研修医は医賠責に入るべきか 医師賠償責任保険を比較してみた

研修医向け

 インデックス医です。

 本日は医師賠償責任保険について、研修医は加入すべきなのか、加入するならどれがいいのか比較検討をしてみようと思います。

 医師賠償責任保険(医賠責)とは
 勤務医が、医療業務によって患者の体に障害を与えてしまったり、患者を死亡させてしまった場合、また看護師等が行った業務による事故でその指揮・監督責任を問われた場合などに保険金が支払われる保険のことを言います。

 研修医は基本的に指導医の指導のもとに医業を行いますので、どちらかといえば既に守られている立場です。
 ですので、研修医のうちはこの医賠責に加入しなくても問題ない、と考えている医師も多いようです。
 この研修医の立場や扱いは病院によって本当に様々ですので、一概に入らなくてもいいとは私は思っておりません。

 自分の身は自分で守る、その術を知っておかなければ、いざというときに人生が大きく狂わされるリスクはあります。それは研修医でも同じです。
 また、自身の性格にもよりますが、心配性な方は安心材料、精神安定剤のような役割としても医賠責は重要な保険になります。

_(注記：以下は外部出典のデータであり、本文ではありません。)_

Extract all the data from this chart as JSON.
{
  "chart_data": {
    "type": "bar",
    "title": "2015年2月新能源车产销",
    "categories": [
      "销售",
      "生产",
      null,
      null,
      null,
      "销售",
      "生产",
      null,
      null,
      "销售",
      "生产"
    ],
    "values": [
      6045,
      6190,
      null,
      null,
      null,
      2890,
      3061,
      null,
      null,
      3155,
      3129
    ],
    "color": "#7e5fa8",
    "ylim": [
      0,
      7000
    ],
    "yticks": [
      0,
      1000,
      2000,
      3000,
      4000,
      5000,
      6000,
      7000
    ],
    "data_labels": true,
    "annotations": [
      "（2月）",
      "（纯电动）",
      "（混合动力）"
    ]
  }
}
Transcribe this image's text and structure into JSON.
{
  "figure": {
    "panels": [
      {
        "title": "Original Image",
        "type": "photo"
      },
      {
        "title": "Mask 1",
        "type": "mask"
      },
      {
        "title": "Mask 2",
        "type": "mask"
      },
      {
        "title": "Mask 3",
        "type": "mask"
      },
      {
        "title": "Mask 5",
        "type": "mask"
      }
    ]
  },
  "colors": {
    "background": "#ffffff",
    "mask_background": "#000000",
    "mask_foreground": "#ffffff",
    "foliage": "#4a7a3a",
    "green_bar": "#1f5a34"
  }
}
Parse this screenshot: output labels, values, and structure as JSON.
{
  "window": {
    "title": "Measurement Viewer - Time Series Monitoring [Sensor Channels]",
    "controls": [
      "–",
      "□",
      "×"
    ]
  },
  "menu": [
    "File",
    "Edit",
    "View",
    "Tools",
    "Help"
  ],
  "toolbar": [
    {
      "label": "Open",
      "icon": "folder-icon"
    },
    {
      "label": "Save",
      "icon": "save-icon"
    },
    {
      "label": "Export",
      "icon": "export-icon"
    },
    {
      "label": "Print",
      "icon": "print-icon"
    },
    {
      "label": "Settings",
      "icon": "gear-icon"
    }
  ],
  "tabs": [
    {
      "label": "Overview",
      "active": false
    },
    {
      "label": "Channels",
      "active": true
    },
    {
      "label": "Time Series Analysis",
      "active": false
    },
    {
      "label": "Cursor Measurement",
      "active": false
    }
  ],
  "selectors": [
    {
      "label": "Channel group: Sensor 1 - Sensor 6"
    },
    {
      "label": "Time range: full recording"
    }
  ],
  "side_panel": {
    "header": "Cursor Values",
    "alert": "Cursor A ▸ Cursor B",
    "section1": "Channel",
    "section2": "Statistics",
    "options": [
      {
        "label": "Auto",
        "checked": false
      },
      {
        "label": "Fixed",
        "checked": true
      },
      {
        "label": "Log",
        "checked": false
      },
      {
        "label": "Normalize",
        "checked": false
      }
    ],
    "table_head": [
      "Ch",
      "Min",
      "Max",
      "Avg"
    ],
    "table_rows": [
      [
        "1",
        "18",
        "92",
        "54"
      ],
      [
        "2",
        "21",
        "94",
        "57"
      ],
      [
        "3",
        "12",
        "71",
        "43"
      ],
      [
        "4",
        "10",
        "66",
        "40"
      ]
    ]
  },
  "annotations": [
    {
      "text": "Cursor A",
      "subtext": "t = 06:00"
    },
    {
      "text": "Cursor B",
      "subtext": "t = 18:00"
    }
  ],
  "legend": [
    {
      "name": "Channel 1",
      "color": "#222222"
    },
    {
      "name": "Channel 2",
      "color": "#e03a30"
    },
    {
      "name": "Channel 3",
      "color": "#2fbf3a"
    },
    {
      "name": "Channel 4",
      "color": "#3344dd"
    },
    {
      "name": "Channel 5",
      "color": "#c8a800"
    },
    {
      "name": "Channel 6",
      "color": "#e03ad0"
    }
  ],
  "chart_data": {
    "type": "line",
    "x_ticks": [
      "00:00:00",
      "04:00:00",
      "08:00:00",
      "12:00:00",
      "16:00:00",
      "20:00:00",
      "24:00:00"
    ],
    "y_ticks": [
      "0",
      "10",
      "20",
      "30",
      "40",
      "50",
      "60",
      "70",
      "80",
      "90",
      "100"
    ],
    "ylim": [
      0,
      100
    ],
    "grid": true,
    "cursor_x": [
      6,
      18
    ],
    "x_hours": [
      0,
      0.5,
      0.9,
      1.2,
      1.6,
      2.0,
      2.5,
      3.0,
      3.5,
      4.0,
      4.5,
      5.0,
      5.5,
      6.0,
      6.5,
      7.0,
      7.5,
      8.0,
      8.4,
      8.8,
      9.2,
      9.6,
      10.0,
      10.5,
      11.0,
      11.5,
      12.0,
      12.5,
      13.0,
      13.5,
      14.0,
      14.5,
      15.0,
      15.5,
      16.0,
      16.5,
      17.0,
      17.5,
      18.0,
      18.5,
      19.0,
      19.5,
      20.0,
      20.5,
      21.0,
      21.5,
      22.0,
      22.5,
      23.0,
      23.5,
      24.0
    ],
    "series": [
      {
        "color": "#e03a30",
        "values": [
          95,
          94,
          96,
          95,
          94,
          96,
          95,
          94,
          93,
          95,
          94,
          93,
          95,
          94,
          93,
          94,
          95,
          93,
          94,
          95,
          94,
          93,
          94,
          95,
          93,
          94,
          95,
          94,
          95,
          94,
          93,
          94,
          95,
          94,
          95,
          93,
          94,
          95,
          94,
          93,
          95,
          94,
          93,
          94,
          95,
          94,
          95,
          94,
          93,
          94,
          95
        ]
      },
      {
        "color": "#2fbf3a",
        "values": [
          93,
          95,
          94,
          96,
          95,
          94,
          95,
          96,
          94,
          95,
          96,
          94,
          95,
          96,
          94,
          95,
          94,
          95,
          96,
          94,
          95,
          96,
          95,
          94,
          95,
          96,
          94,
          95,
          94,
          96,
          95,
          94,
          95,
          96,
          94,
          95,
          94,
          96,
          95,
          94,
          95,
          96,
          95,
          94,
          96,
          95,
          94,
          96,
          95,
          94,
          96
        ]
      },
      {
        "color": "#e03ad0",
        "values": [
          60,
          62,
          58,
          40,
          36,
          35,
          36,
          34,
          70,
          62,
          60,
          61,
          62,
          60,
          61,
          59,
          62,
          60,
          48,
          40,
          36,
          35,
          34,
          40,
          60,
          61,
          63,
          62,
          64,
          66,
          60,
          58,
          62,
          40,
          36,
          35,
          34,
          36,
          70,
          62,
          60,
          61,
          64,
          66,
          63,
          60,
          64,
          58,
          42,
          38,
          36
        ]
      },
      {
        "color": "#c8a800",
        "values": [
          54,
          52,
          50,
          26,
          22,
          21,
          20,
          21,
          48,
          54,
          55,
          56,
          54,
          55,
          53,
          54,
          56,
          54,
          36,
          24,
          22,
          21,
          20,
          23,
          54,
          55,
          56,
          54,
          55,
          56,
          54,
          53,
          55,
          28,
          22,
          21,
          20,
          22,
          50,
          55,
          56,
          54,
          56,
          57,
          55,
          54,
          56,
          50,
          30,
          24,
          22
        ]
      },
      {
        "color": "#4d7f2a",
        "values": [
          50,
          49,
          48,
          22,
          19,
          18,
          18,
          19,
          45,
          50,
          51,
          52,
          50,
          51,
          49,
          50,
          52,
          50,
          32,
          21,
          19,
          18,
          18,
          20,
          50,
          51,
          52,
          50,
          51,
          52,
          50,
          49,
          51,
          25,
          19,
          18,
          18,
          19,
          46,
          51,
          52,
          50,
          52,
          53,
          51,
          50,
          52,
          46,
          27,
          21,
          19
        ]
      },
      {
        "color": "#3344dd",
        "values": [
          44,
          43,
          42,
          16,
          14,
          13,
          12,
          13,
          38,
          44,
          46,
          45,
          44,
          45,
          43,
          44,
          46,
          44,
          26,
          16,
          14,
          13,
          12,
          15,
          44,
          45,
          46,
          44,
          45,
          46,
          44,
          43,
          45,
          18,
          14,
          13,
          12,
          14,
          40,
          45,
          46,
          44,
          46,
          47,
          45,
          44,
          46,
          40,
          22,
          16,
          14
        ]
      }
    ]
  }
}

 代表的な3つの医賠責の比較もしてみたので、これから加入する研修医や、初期研修終了後に加入しようと考えている方は参考にしてみてください。

 それでは順にみていきます。

結論

・研修医でも医賠責には加入した方が良い
・限度額は1事故1億円のプランでいい
・研修医なら医師会が最もコスパがいい
・研修医以外は、年齢によるので表を参照

研修医でも医賠責の加入は推奨します

 冒頭で研修医は立場上、守られているとは書きましたが、正直そこは病院によって全く違います
 そもそも研修医の働き方自体が、病院によって違いすぎるので、それをさらにわかりにくくしています。

 例えば、研修医が病院の戦力の一部として最前線で働く場合と、お客様のような状態でほとんどの業務を指導医のもとで行う場合とでは、研修医が責任を問われる可能性は全く違いますよね。

 また、医療に携わり始めたばかりで、自分の予期せぬところでミスをしてしまう可能性が高いというのを、研修医の方なら自分で感じたことがあると思います。

 さらに、科によっての診療上の注意点も専門医、専攻医より研修医の方がおろそかになりがちです。
 産婦人科や小児科での薬剤の使用方法、投与量など誰もが注意するようなことなら良いですが、各科に特有のルールを無視してしまう可能性は大いにあるのではないでしょうか。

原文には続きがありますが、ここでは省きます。